Good grain: Quebec bakers grind their own flour to make better bread
Bread made from real whole grains provides more nutrients, helps bodies run more efficiently
When it comes to baking bread, it's all about the flour: where it comes from, how it's milled, how fresh it is.
That's why at least two Montreal bakeries are grinding their own grain, to make sure it's at its peak and their products are the most healthful they can be.
When Seth Gabrielse was a chef in a restaurant, the focus was always on having the best ingredients. So when he and his partner, Julien Roy, decided to open their bakery, L'Automne, in 2016, they decided that same focus should apply when it comes to baking bread.
They grind their own grain in order to get more flavour and more nutritional value. The products at L'Automne, in Montreal's Rosemont–La Petite-Patrie district, make use of organic grains brought in from farms in the province.
"When you work with flour that's already been milled, in most cases, you don't know when it's been milled. We really felt like we were losing something in the process," he said.
Their first task was getting a grist mill, a mill that uses a grinding stone. Instead of buying a ready-made one, Gabrielse and his partner decided to make their own.
With the help of a local engineer, they built it from scratch, using components from hardware stores. The red-granite stone that actually does the grinding came from a Quebec tombstone company.
Once he has the grains, Gabrielse tries to use them efficiently. He grinds them and plans to use them within about 24 hours, to make sure the nutrients are at their peak.
"The chef side of me really wanted to work with products that are as fresh as possible," he said. "You're always sourcing ingredients and you're always working to develop the best characteristics of any product."
White flour vs. whole wheat
That isn't the case with the processed flour we buy in grocery stores or from restaurant suppliers. A lot of it has been stripped of its nutrients and has extra ingredients and preservatives added to prolong shelf life.
A package of flour could be many months old by the time a home baker opens it in their kitchen.
When white flour is refined, companies remove the bran and the germ, leaving only the starchy endosperm. This makes it very white and more shelf-stable, but results in a big nutrient loss.
Gabrielse argues that taking out the germ is taking out the natural oils and a lot of important nutrients.
"That's a big part of the flour. And so for us it was important that when we say whole-grain flour, it's a real whole-grain flour, of single origin."
As for processed whole-wheat flour, Gabrielse says it's not much better. He says the wheat goes through the same process as white flour. The bran and the germ are removed, and the remaining endosperm is ground into white flour.

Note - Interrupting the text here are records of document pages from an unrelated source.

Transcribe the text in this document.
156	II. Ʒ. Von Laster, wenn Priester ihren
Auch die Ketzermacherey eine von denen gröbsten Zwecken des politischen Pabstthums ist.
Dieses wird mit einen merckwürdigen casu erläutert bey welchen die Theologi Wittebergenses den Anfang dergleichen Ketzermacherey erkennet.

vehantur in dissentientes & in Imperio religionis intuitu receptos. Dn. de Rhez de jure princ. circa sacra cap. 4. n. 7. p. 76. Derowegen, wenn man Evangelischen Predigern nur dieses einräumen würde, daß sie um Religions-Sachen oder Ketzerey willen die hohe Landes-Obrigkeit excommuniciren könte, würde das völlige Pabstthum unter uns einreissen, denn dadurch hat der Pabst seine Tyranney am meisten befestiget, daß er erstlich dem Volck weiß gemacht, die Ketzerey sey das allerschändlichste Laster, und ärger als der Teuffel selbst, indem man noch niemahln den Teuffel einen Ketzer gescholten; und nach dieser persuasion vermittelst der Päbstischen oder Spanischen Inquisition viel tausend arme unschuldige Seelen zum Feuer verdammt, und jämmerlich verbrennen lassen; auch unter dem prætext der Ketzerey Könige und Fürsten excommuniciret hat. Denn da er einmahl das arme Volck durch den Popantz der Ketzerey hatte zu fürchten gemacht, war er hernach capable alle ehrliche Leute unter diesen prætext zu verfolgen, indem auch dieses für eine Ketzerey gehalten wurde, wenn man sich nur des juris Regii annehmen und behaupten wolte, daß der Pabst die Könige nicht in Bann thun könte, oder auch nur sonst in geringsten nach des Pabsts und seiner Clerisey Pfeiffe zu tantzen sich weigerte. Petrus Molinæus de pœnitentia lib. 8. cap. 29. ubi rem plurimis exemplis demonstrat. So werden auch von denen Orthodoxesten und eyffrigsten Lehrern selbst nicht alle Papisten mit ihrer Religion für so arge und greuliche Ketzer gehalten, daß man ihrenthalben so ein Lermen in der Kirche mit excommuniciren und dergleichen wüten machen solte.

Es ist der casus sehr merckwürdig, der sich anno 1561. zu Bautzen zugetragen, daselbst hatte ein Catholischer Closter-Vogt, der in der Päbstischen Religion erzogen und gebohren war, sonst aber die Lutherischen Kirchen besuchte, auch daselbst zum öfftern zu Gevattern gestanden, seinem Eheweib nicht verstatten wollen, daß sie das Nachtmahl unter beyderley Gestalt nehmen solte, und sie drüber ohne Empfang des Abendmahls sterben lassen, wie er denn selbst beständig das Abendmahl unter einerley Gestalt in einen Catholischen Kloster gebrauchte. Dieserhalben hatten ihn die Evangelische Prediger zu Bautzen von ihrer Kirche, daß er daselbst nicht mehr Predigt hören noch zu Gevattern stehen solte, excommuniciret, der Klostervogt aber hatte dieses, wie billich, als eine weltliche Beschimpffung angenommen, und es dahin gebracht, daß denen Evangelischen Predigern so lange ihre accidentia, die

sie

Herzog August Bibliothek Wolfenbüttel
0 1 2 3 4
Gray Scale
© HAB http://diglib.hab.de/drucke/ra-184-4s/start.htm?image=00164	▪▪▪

Then, to make it whole-wheat flour, the bran and the germ are ground separately and then added back to the white flour.
"It's really difficult to find a true whole-grain flour," he says. "In most cases flour is milled, it's separated and then it's reconstituted. And the bran that's put back into the flour may not necessarily be the bran that was initially with that kernel."
Our daily bread
Over in Montreal's west end, Martin Falardeau has a similar philosophy. He founded his bakery, la Meunerie Urbaine on Monkland Avenue, in 2017.
"When we decided to open a bakery, we decided that what people want today is a nutritious loaf," he said. "And nutritious means using the whole grain, with the germ inside. And that means milling the flour ourselves."
Milling flour is a daily ritual for Falardeau's bakery. The grains, obtained from farms in the Montreal area, are ground in the morning, in preparation for the next day's baking. His grist mill is a sleek, wooden version from an Austrian manufacturer.
He uses different grains: wheat, spelt, rye. His loaves are big and artisanal. Customers can order half a loaf, which is cut precisely and then wrapped in brown paper.
Because the grains are stone ground, he said, it conserves more of the plant's nutrition. But the timing is important — they try to use the flour within about three days of milling.
Like Gabrielse, Falardeau believes the freshly ground grain makes the bread, croissants and other baked goods he makes especially healthful. The flour he creates uses the entire grain. Nothing is lost in the process.
Botanist and environmentalist Diana Beresford-Kroeger says bread made from real whole grains provides more nutrients and helps our bodies run more efficiently.
"The germ part of the grain itself is packed with proteins. They're all folded up and all ready to drive the growth process in the plant," she says.
"That too is really, really good for you. Those proteins unfold, and they're highly nutritious going into the body."
In the end, Beresford-Kroeger says the better the bread, the less you want to eat.
"The whole grain made into a loaf of bread means you only need to eat one slice of bread or even half a slice."
It's a win-win situation, she says. "You're slim, you're trim, you're full of energy, and you're ready to go. There's nothing better than that kind of bread."